Für den großartigen Teaser danken wir Sven K.

12 Gedanken zu „Marina, Marina, Marina (auch: Lesung in Hannover)

  1. Stimmt ja so nicht, daß Hannover für nichts bekannt sei, denn immerhin gab’s da ja Wilhelm Busch und Kurt Schwitters und gibt’s da einen immer wieder positiv auffallenden Kunstverein sowie ein auch nicht ganz blödes Sprengel-Museum. Und ansonsten ist die Stadt nicht nur bekannt, sondern geradezu berüchtigt für ihren superscheußlichen Hauptbahnhof mit angeschlossener, an Scheußlichkeit wohl kaum noch zu überbietender Fußgängerzone. Das ist ja nicht nichts.

  2. Ich weiss nicht, wann Zeichensatz das letzte Mal in Hannover war. Aber der Bahnhof und die Fussgängerzone inkl. der Passerelle unter dem Bahnhof und Fussgängerzone wurden in den letzten Jahren komplett umgebaut und neu gestaltet.

  3. REPLY:

    Ähem, am Rande wäre vielleicht noch erwähnenswert, dass es sich um die Hauptstadt des zweitflächengrößten deutschen Bundeslandes handelt, ich mein ja nur…

  4. REPLY:

    Naja, Che, Niedersachen ist ja insgesamt eher soso – aber vielleicht belehren die Niedersachsen uns ja nächste Woche eines Besseren. Der Bahnhof ist allerdings, Herr Zeichensatz, wirklich ganz nett geworden, da hat der Herr Strappato recht, überhaupt ist an Hannover ja wenig auszusetzen, nur wohnen möchte man da nicht. Allerdings teilt Hannover dieses Schicksal mit den meisten deutschen Städten, sieht man einmal ab von den München, Hamburg, Berlin und – für jene Menschen unter 25 – den niedlichen süddeutschen Studentenstädtchen.

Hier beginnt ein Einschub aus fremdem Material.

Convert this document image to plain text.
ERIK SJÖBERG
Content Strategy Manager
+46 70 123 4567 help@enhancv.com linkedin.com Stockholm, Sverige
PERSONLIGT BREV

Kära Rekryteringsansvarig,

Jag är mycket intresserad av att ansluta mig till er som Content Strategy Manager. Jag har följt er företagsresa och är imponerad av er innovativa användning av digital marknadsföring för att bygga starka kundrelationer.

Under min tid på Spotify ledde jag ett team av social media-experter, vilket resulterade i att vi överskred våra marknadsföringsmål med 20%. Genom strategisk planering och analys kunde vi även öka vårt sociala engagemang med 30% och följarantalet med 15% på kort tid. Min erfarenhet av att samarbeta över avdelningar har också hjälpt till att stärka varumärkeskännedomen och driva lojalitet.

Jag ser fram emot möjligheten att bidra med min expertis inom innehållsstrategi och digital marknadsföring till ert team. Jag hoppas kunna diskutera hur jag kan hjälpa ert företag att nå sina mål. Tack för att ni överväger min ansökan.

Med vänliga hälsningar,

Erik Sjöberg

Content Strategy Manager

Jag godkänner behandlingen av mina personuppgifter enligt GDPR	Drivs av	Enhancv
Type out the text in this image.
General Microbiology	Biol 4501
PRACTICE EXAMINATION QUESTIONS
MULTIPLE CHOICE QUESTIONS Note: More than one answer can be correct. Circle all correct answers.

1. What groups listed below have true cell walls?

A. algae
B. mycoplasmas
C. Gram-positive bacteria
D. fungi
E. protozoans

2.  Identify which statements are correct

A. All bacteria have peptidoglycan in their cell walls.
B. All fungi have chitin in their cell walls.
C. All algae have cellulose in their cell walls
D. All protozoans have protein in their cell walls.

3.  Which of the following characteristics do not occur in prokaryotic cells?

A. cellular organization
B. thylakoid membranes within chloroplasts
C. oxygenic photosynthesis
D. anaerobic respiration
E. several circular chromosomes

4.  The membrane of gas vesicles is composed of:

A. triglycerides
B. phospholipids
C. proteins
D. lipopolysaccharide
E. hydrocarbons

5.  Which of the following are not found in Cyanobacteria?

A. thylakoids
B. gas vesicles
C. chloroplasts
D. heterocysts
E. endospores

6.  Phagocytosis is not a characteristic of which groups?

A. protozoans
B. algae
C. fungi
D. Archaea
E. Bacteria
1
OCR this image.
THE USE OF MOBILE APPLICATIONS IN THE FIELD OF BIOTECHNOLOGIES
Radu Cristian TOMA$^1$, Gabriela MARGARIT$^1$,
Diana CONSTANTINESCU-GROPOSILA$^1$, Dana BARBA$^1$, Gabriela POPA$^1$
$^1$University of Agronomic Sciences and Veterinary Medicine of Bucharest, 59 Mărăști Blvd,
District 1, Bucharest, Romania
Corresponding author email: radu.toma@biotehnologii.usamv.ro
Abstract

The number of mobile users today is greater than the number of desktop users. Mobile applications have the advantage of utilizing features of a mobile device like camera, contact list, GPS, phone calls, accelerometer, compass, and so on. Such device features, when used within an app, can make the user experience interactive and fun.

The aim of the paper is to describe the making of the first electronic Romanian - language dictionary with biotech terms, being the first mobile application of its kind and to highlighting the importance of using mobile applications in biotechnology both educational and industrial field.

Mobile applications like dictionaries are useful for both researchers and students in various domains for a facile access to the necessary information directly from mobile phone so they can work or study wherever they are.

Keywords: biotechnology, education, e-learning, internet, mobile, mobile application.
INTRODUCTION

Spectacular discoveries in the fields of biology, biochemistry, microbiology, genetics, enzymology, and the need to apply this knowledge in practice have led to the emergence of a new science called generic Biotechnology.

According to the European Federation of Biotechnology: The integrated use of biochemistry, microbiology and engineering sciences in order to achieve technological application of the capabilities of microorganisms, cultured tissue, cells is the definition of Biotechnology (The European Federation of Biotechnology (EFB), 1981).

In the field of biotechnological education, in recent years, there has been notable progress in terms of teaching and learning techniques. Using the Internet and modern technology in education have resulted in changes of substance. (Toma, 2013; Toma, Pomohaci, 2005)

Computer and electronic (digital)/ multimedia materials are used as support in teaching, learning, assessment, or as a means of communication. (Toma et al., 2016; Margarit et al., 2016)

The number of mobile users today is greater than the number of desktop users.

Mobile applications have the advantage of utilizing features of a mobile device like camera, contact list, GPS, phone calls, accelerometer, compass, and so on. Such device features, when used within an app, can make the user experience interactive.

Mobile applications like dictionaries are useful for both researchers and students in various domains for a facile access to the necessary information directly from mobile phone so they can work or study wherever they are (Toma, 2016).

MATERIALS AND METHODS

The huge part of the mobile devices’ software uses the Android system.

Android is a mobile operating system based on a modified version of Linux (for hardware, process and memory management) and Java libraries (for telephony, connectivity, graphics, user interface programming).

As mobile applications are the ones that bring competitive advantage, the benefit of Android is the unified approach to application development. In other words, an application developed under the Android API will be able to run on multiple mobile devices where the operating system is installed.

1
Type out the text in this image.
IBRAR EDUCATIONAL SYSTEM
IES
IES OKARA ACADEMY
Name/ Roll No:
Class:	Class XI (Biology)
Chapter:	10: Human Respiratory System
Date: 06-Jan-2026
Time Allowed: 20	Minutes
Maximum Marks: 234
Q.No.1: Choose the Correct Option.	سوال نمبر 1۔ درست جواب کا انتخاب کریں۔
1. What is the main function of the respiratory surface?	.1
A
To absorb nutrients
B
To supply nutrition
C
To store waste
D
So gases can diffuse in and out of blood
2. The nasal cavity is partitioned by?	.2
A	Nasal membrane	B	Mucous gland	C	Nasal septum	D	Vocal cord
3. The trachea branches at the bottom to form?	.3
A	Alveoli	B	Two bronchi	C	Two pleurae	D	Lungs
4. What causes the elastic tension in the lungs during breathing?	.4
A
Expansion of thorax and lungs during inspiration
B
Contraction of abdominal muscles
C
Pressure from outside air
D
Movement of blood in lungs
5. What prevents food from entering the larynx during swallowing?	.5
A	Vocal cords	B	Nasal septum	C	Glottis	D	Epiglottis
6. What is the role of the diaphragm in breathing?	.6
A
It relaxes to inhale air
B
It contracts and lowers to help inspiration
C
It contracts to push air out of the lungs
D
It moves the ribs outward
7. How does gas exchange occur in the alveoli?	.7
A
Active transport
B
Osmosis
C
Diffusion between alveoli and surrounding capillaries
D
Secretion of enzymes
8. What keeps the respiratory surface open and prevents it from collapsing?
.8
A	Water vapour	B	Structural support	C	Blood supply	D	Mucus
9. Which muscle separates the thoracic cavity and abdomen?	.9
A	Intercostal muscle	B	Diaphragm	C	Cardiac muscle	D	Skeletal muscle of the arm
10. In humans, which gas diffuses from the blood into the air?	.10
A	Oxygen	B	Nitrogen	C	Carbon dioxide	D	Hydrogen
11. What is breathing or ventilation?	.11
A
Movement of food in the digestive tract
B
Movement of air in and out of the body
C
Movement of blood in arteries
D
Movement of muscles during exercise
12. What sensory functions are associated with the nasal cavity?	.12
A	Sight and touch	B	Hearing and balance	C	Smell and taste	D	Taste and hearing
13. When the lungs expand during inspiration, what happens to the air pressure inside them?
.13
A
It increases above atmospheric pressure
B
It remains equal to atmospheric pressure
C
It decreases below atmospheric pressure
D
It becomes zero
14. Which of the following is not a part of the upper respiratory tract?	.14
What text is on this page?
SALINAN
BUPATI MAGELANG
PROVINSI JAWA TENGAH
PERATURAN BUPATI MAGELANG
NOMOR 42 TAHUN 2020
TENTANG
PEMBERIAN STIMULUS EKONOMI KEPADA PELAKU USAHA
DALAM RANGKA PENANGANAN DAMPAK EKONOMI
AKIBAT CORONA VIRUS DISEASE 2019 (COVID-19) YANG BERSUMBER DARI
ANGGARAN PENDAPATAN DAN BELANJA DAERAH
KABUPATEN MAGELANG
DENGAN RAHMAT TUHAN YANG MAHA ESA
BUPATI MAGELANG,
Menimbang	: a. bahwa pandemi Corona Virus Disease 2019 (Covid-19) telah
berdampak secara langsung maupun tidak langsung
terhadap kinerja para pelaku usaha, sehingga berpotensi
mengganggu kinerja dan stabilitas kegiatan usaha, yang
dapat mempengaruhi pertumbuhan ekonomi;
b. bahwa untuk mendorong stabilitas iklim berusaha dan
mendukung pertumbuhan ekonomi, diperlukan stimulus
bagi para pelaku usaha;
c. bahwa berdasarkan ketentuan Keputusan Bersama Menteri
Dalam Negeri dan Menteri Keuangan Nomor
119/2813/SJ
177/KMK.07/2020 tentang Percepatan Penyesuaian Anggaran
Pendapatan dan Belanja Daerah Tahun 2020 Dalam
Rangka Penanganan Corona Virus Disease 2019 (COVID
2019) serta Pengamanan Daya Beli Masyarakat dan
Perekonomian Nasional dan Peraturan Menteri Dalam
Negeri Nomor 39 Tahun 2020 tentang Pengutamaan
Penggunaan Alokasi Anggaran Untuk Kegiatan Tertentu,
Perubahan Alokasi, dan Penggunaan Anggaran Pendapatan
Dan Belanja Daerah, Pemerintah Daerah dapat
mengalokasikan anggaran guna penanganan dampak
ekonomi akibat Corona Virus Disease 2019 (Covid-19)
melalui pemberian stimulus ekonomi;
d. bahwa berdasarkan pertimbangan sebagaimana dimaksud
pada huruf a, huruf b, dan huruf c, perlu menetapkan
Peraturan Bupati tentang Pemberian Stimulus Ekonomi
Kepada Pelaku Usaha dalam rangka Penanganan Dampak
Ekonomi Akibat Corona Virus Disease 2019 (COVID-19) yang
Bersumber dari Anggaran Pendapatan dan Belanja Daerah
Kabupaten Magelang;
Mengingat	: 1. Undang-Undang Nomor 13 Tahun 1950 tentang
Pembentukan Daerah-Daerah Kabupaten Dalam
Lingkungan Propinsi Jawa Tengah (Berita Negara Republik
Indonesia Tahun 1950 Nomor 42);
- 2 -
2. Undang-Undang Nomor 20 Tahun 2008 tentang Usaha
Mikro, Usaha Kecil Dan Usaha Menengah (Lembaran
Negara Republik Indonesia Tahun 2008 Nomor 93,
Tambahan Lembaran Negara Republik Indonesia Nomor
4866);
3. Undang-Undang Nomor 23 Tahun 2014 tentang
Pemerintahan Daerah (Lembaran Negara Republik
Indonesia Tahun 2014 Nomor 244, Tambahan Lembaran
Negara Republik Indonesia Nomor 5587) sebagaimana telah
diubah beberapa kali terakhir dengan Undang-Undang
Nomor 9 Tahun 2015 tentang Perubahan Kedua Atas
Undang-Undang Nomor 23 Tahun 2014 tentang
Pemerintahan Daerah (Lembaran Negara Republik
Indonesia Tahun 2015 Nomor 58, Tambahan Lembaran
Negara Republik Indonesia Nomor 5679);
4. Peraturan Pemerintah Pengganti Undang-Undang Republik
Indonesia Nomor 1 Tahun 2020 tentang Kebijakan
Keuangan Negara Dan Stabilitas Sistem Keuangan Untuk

    Mich zieht’s nicht so in die Fläche.

  5. Als ich noch bei Europas größtem Reiseveranstalter in Lohn und Brot stand,
    wohnte ich in Hannovers Südstadt. Sallstraße. Aufgrund des hohen Verkehrsaufkommens
    hatten wir jedenfalls keine Mückenprobleme.

  6. REPLY:

    Insekten sind ja ohnehin die Geißel des Landlebens. In Brandenburg leiden die Bewohner ja, habe ich gelesen, schrecklich unter riesengroßen Mücken, aber auch in dieser Hinsicht erweist Berlin wie immer als eine Art schmutziges Elysium.

  7. REPLY:
    Na ja, wie man hört…

    und liest, mag Berlin zwar schmutzig sein, aber nicht überall ein Elysium. Hat Berlin inzwischen vielleicht auch eher No-go-Areas – zumindest für türkisch-stämmige PDS-Politiker – und sinkt damit auf das Niveau des umliegenden Brandenburg? Oder darf man hier von einem einmaligen Ausrutscher sprechen?

  8. REPLY:

    Berlin ist, glaube ich, ungefähr so sicher oder unsicher wie jede große Stadt. In manchen Ostbezirk würde ich auch nicht fahren, aber auf der anderen Seite gibt’s da ja eh nichts zu sehen.

  9. REPLY:

    Abgesehen davon, dass sich keine deutsche Stadt etwa mit Barcelona, Sevilla, Jerez,
    Dubrovnik, Coimbra, London, Sète, Avignon, Grasse, Biaritz, den von Don gerade
    überzeugend bebilderten Städten Bella Italias oder San Sebastian/Donosti verglichen
    bzw. an ihnen gemessen werden könnte, würde ich unter die schönen Studentenstädtchen
    noch Göttingen und Oldenburg auflisten. Und als so eine Art Zwischending aus
    Göttingen und Hamburg wäre auch noch Bremen erwähnenswert. Was die
    Wahrscheinlichkeit betrifft, nachts eins auf die Glocke zu bekommen, sind sicherlich
    Stralsund und Eisenhüttenstadt, aber auch Solingen und Ludwigshafen mindestens so
    gefährlich wie jene Teile von Berlin, bei denen man sich mitunter überlegt, ob man sie
    wieder einmauern sollte, oder vielleicht auch gesamtbegrünen.

  10. REPLY:

    Ganz, wie man’s mag. ich würde nicht in Dubrovnik wohnen wollen, aber in Paris immer, und in London meistens. Mit Göttingen hast Du aber wirklich recht, das kenne ich noch von früheren Besuchen. Auch Münster, alles nicht der Nabel der Welt, aber ganz okay. Dass aber Oldenburg eine Uni hat, höre ich gerade zum ersten Mal. Und um die etwas entlegeneren Ostbezirke Berlins wär’s mir auch nicht schade drum, aber das ist wiederum der Vorteil einer großen Stadt: Man muss da ja nicht hin. Soll in Marzahn wohnen, wer Marzahn mag. Solche Leute soll’s ja geben.

  11. Kurfürstendamm, Einstein. Junge Frauen rumänischer Abstammung mit Akkordeon, das sie natürlich nicht bedienen können, und denen man sofort den gesamten Inhalt des Portemonnaies in die Hand schütten möchte, damit sie nur endlich verschwinden und man sich weiter unterhalten kann. Oben im Büro bei geschlossenem Fenster ist es nur gerade so zu ertragen und ich hoffe inständig, dass sie im Laufe des Sommers Richtung Mitte entschwinden.